Врата исхода нашего (девять страниц истории) - Феликс Кандель
Шрифт:
Интервал:
Закладка:
Фантазии журналистам не занимать…
Ну и пусть их! Пусть пишут, пусть подпугивают. Это входит в их работу. Посеять в туристах неуверенность. Страх. Беспокойство. Отбить охоту к контактам, к посещениям и разговорам.
Свободные люди, чего же вы так боитесь?!
Мы вас очень любим, ценим и уважаем.
Ваша дружба — наша уверенность.
Ваша поддержка — наша безопасность.
И потому — не сдавайте позиций!
Будьте свободными, свободные люди!
Не оставляйте дома свою независимость!
Ваша боязнь — это их торжество.
Ваша запуганность — их безнаказанность.
Ваш страх — их триумф и наша беда.
Шепотом не скажешь главного.
Озираясь, не увидишь основного.
Прячась, не вселишь веру.
Свободные люди, чего же вы так боитесь?!
III
— Когда меня вызывали на допросы на Малую Лубянку, я ждала в приемной по сорок минут, иногда по часу. И как раз в это время приходили восемнадцатилетние мальчики и девочки, очень чистенькие, очень аккуратненькие, — как правило, в белых рубашечках, при галстуках, — и приносили свои анкеты. Это же явные топтуны в будущем: кого еще можно сделать из восемнадцатилетних юнцов?.. Как правило, они все присланы по путевке комсомола. Выходил кадровик и разговаривал с ними в той же приемной, где я сидела. Первым делом он спрашивал путевку, потом — анкету… Даже лица у них были похожие. Видимо, тот, кто их отбирает, он делает это на свой вкус, и что их объединяло еще — у них почти не было особых примет, не было никаких запоминающихся лиц. Один раз только за все время я видела рыжего топтуна, которого легко было потом вспомнить. Остальные — на одно лицо…
— Эти мальчики современного, футбольно-кагебешного стиля. Они делают дело за счет ловкости, изворотливости, а не за счет мозгов. Они очень аккуратны. Они снимают свое пальто и кладут всегда одинаково. Они его складывают борт к борту — и левой стороной наверх. Видно, что это пальто сильно начинено и очень дорогое. Не пальто — инвентарь…
— У них даже есть почва для некоторого романтизма, у их молодежи. Сидели мы в отделении милиции, и вот этот здоровый, высокий парень встал, поломал кости, поиграл плечами и говорит, прищурясь:
— Эх! Кольт бы мне сейчас…
— Когда дело доходило до конфликтных ситуаций, одни из них говорили: «Дали бы мне оружие, всех бы убил!», а другие говорили: «Дали бы мне возможность, всех бы отсюда выкинул…» Желание у них есть, команды у них нет…
— С ними ведется большая работа.
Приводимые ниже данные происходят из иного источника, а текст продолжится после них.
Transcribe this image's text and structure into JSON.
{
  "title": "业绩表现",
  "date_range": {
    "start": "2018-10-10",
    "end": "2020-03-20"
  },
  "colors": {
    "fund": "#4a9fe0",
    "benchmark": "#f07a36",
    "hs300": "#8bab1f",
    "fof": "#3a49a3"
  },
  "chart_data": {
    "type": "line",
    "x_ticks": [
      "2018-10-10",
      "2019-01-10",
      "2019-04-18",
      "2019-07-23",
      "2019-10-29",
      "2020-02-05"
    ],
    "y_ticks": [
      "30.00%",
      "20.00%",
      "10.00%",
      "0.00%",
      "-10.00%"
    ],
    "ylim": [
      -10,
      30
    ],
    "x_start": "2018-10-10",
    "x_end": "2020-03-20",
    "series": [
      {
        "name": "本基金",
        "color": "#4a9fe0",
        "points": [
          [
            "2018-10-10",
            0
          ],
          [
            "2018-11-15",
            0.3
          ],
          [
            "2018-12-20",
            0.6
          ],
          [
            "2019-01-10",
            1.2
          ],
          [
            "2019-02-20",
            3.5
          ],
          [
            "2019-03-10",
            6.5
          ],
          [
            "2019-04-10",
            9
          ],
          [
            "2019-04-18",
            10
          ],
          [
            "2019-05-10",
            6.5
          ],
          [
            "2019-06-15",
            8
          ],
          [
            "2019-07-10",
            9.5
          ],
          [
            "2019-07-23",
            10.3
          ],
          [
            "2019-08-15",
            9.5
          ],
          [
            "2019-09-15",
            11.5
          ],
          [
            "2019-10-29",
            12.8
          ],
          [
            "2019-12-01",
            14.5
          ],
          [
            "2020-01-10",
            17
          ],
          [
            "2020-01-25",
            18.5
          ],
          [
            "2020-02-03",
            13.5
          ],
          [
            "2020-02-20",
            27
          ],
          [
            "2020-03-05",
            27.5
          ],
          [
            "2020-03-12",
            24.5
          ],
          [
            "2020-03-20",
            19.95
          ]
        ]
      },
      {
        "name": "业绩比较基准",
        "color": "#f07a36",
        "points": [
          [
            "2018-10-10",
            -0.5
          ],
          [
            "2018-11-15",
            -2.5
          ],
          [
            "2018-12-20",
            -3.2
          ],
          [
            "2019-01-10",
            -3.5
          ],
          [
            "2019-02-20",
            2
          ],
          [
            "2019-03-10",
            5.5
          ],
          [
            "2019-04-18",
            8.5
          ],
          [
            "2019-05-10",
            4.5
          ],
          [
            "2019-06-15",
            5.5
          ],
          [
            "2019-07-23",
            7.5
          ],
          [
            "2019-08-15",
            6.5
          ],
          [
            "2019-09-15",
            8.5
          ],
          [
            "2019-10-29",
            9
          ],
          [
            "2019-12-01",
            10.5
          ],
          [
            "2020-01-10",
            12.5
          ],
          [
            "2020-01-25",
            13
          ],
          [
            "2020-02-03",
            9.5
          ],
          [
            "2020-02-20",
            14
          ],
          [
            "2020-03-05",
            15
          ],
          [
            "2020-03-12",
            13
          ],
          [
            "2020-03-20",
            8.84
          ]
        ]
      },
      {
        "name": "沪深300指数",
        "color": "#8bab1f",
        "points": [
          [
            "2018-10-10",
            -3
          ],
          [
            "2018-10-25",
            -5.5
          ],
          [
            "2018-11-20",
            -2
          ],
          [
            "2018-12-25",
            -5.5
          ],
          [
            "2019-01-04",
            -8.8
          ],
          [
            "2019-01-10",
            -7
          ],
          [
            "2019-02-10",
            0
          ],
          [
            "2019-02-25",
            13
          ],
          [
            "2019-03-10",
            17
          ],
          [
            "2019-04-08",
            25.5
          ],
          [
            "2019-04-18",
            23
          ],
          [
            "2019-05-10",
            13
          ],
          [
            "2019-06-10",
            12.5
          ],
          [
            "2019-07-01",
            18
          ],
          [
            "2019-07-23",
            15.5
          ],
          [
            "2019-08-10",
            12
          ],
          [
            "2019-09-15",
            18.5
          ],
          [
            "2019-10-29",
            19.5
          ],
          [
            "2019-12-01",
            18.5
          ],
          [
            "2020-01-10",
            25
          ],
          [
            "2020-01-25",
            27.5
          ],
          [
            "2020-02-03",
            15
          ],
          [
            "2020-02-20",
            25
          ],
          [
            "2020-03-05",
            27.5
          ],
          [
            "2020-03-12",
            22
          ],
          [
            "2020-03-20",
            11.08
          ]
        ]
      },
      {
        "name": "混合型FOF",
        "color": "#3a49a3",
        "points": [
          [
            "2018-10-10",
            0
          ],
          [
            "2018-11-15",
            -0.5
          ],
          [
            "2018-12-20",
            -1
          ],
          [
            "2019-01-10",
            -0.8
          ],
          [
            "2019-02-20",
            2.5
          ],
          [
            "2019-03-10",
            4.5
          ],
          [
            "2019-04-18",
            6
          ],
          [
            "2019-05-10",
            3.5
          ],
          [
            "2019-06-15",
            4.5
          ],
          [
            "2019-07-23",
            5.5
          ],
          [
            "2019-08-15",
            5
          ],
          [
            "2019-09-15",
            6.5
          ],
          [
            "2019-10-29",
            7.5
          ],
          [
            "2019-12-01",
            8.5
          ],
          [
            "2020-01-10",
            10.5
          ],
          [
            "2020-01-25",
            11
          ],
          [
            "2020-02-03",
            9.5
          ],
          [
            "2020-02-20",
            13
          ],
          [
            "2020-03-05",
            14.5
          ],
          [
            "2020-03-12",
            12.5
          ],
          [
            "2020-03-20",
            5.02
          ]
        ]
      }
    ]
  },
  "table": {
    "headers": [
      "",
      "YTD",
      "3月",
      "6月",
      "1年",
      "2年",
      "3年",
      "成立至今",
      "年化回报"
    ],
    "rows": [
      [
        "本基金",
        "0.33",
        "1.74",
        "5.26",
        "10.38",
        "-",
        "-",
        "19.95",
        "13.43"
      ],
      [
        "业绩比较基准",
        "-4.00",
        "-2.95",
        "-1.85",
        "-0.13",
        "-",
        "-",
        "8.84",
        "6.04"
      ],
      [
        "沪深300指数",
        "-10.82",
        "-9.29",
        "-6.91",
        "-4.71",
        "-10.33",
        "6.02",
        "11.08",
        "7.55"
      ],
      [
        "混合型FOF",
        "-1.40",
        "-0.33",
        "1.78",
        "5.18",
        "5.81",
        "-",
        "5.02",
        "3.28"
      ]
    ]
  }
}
По тем отрывочным фразам, что они кидали порой, можно было понять, что мы считаемся предателями, шпионами, что мы получаем массу денег, что мы на содержании у разведок. То-есть, они были нашими врагами: их так воспитали и их так тренировали…
— Когда мы сидели под домашним арестом, принесли телеграмму, что мать моего мужа при смерти, и чтобы он срочно выехал к матери. Они его не выпустили из дома даже позвонить… Когда он пробился силой через восьмерых этих мальчиков с телеграммой в руках, они навалились гурьбой, отвезли в милицию и продержали там десять часов. Он просил позвонить, выяснить — они отказывали… Для такой молодежи это необычная жестокость. Это жестокость особых людей. Мне кажется, их и отбирают с учетом психологических и моральных качеств…
— Все эти полковники, с которыми я разговаривал, они точно такие же. Допрашивал меня как-то следователь Галкин, лет под шестьдесят. Пожилые люди, старший состав — они ведь не изменились со сталинских времен. Когда я ему что-то очень резко ответил, он сказал с сожалением: «В другие времена давно бы уж без зубов был…» И смену они себе готовят такую же.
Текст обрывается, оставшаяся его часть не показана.